En mi opinión, que Holden decidiese no ir al Oeste no fue una derrota para él. Renunció al lugar de sus sueños pero porque él quiso. Aquel lugar para él era especial, quería marcharse cuanto antes.
En el fondo yo creo que su hermana era una de las personas que le retenía allí. Phoebe fue la que le dijo que no se marchase, se lo pidió mil veces. Al principio él se negaba, pero yo creo que reflexionó un poco y, al fin, decidió quedarse antes de que enfermase.
Poco antes, una noche Holden habló con su hermana sobre qué quería ser de mayor. Él le comentó que quería ser como aquella canción que dice << si un cuerpo encuentra a otro cuerpo, cuando van entre el centeno>>. Él se imaginaba siendo “el guardián entre el centeno”, y así daría un sentido a su vida. El sentido de ayudar, proteger y ser el guardián de niños.
Holden quería ser el guardián que ayudara a los niños que estuvieran solos y que probablemente pudieran caer al precipicio de los problemas. En mi opinión, decidió que su vocación sería ésta, ya que lo que él no recibió en su infancia y en toda su vida, lo quería dar ayudando a los niños.
En general, la lectura ha sido bastante fácil, ya que el protagonista era de nuestra edad y su forma de hablar ha sido más informal.
Lo que no me gusta de Holden es que critica demasiado a la gente. Es un poco falso, porque cuando va contando la historia dice algo sobre un personaje y, en cambio, cuando habla con aquél, se muestra diferente a lo que critica.

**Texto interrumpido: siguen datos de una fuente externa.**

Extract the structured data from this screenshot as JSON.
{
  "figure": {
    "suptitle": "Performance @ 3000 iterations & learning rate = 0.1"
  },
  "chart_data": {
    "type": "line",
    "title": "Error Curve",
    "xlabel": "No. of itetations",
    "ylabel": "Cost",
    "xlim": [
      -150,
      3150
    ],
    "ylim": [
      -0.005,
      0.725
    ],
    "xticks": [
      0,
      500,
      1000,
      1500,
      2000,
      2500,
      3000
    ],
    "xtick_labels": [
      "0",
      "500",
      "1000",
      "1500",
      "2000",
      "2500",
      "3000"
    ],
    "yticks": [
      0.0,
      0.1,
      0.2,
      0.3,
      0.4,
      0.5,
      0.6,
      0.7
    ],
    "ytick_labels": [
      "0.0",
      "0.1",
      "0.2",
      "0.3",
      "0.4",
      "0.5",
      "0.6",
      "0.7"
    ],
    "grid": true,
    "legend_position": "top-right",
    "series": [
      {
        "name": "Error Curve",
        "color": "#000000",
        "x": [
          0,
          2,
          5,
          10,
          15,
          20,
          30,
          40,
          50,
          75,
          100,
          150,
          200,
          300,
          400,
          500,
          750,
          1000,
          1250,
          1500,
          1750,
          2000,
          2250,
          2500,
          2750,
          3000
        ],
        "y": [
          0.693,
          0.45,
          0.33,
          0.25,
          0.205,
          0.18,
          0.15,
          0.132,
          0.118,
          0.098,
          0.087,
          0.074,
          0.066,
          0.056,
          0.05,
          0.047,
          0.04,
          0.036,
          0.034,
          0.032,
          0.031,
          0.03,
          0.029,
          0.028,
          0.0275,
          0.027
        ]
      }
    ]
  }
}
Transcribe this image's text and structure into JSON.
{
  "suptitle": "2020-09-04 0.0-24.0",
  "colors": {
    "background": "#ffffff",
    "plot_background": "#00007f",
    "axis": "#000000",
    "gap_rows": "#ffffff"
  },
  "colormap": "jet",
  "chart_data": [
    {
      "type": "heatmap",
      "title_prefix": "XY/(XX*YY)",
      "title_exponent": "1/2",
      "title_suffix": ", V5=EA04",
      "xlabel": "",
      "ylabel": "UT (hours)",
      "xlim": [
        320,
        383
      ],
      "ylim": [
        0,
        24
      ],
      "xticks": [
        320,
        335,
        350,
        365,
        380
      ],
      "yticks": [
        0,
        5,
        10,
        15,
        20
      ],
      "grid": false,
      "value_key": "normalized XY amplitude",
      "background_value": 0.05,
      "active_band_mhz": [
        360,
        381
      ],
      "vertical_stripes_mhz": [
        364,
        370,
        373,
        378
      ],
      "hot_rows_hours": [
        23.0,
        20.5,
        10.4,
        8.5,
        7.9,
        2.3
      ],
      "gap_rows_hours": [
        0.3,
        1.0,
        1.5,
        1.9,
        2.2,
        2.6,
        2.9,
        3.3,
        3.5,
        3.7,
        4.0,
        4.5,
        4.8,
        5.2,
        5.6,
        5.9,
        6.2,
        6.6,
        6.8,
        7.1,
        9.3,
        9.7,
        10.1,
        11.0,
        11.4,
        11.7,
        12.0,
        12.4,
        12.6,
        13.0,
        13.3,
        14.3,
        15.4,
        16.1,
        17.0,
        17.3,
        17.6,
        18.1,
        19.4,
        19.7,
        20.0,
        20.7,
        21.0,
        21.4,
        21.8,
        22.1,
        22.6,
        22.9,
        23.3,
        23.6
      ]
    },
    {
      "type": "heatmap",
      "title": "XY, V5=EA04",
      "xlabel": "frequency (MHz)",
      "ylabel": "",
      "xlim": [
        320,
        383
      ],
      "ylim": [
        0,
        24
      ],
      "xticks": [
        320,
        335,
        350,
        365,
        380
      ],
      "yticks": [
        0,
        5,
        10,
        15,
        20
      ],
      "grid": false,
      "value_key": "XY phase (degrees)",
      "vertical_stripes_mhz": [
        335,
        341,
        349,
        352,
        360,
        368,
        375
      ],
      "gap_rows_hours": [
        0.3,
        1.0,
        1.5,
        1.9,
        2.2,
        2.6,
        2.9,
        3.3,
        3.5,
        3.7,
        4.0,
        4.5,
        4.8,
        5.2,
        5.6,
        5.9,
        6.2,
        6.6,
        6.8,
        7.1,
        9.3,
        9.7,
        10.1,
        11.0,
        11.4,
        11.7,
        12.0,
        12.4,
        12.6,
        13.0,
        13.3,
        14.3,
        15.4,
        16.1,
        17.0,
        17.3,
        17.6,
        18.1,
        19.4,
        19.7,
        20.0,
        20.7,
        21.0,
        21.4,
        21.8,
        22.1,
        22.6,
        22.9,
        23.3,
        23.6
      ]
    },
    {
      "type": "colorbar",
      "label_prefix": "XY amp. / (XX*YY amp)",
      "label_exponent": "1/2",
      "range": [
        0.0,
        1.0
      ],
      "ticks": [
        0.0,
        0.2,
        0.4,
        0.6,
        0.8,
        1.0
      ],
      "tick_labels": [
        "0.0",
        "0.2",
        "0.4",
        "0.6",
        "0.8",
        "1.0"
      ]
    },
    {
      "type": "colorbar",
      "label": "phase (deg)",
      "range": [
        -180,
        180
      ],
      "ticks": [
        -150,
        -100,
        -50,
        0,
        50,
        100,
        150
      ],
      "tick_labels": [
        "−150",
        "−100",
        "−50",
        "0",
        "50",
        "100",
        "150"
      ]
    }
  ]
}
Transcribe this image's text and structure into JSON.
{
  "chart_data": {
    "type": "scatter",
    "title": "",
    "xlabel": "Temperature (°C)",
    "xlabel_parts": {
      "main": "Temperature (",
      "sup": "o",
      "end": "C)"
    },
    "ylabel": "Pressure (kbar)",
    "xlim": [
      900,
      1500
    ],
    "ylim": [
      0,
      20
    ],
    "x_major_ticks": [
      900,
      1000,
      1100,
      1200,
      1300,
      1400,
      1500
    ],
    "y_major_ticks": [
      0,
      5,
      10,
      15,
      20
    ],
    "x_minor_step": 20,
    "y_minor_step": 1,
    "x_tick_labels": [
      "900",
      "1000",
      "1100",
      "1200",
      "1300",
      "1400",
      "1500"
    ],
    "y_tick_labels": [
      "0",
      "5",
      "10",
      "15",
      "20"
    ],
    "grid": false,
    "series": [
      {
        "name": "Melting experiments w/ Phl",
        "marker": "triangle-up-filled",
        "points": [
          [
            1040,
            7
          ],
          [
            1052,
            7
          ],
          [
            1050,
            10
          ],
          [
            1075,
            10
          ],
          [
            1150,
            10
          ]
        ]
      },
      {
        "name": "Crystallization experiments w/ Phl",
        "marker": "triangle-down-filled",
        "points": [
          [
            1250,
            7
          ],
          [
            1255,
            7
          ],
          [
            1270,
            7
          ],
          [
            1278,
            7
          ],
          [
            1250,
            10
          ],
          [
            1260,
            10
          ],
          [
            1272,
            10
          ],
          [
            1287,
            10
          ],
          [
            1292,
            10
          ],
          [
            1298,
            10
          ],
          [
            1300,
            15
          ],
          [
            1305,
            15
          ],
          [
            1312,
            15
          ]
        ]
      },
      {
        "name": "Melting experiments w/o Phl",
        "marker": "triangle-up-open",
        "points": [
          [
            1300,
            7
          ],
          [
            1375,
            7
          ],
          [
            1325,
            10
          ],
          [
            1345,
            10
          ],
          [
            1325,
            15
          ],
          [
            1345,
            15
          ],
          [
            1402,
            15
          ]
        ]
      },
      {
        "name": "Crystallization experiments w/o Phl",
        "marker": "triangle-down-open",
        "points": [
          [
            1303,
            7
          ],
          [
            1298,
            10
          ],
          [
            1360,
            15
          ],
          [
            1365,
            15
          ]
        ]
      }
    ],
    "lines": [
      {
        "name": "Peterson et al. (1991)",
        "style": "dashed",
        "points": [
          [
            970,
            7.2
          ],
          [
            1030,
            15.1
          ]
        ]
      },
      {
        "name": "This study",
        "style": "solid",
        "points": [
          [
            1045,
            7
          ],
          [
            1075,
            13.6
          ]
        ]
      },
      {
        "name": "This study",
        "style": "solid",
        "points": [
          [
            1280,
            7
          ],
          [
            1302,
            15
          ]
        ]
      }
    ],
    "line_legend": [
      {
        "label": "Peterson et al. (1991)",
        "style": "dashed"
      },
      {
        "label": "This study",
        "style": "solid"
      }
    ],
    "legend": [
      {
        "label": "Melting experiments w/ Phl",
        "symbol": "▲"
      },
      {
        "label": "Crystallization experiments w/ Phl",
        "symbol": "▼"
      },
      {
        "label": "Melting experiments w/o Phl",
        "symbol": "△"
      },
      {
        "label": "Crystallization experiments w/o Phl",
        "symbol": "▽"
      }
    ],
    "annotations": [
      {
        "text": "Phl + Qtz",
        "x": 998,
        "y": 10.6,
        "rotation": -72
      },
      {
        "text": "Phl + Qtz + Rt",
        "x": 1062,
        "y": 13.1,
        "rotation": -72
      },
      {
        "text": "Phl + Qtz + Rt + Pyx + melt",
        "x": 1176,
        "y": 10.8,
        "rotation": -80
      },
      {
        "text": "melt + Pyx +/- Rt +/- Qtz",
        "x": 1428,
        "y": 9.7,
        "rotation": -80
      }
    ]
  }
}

Leer esto, yo no creo que me incite a matar a nadie, como dicen. Los sentimientos que me ha producido no han sido ni furia, ni rabia ni nada por el estilo. Más bien, un poco de tristeza cuando está hablando con su hermana y dice que se va, parece que en su vida sólo está ella, como si nadie más le quisiese. Porque en mi opinión, Holden no recibía mucho cariño de la gente que le rodeaba.